Quando
um ministro do STF está sujeito ao arbítrio, então é certo que o problema é de
'Todo Mundo'
Ou
bem nos afinamos com o devido processo legal ou estamos condenados à crise
permanente. Jair Bolsonaro não caiu da árvore dos acontecimentos rotineiros. É
o mal que brotou na terra devastada, em que se conjuraram todos os ódios contra
a institucionalidade. Aqui e ali, vejo até jornalistas de boa-fé a indagar:
"Mas,
afinal, aquilo que Sérgio Cabral delatou não tem de ser investigado?".
A simples pergunta já carrega a semente da destruição do Estado de Direito e da
própria democracia. O ato de Guidali afronta fundamentos da já amalucada lei de
delações.
Até a Lava Jato do Rio havia se negado a celebrar um acordo com Cabral, assim como a de Curitiba recusara a proposta de Antonio Palocci. A PF tomou para a si a empreitada. Contra a manifestação da Procuradoria-Geral da República, Edson Fachin homologou o acordo. Inquéritos foram abertos e encerrados após nova manifestação da PGR. E havia o tal anexo contra Toffoli, anteriormente recusado pelo próprio MPF.
Não
é persecução penal, mas caçada pessoal. A lei 12.850 —excrescência aprovada em
2013, quando Dilma estava nas cordas em razão dos delírios opostos e combinados
que tomavam as ruas— torna o país refém ou de chantageados pelo que chamo Papol
(Partido da Polícia, que inclui setores da PF, do MP e do Judiciário) ou de
pilantras, como Cabral e Palocci, que resolvem falar depois de saberem o que
não sabem sobre eles.
O
pedido de investigação contra Toffoli é um acinte e um deboche. Cabral,
que se confessou "viciado em poder e dinheiro" —e seria,
então, de se indagar por que estaria curado—, afirma a um policial federal que
ouviu dizer que o ministro, quando no TSE, teria vendido uma sentença. O que há
além da fala do delator? Nada!
Foi
o bastante para Guidali. É o mesmo delegado que teve a ousadia de pedir, em
2019, a prisão
temporária da ex-presidente Dilma Rousseff para que esta, alegou ele,
não criasse obstáculos a uma investigação sobre algo supostamente ocorrido
cinco anos antes. Estupefaciente! Essa rotina de abusos tem de ter fim.
Não
é aceitável uma lei que permita a delação "em qualquer fase da persecução
penal", como está no texto, ou bandidos conduzirão a Justiça e a polícia,
ao invés de ser conduzidos. Não é aceitável ter um Ministério Público com poder
de polícia, o que a Constituição não lhe confere. Não é aceitável uma Polícia
Federal com poder de Ministério Público, o que a lei também não lhe faculta.

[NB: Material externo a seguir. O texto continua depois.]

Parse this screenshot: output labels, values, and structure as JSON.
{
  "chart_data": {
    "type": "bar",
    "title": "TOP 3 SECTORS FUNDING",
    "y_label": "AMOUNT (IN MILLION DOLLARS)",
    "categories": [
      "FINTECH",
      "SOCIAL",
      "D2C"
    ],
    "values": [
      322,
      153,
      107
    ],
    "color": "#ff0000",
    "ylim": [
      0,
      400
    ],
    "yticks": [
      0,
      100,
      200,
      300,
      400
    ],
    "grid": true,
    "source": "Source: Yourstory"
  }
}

Eis uma boa pauta para Arthur Lira (PP-AL), presidente da Câmara. Mas ele está
muito ocupado tentando cassar prerrogativas da oposição ou alimentando teorias
conspiratórias sobre urna eletrônica.
Engana-se
quem acha que essa questão diz respeito apenas a Toffoli. Como numa peça de Gil
Vicente, ela fala de "Todo Mundo" e de "Ninguém". Quando um
ministro do STF está sujeito ao arbítrio, então é certo que o problema é de
"Todo Mundo", e, por consequência, "Ninguém" está seguro.
A
força-tarefa do Rio recusou a patuscada de Cabral, mas a Lava Jato era e, em
espírito, é mais ampla do que o Ministério Público. E, por isso, um bolsão da
PF resolveu levar a farra acusatória de Cabral adiante. Duvido que Guidali
acredite que o caso prosperará. Ocorre que a eficácia da iniciativa não está na
abertura da investigação —que se sabe impossível nos termos dados—, mas na
depredação do STF. Nesse sentido, o objetivo foi alcançado.
A quem interessa? A todos os autoritários que ajudaram a matar quase 430 mil pessoas. Bolsonaro e a necropolítica são legados do ataque às instituições, de que o pedido do delegado morista é expressão.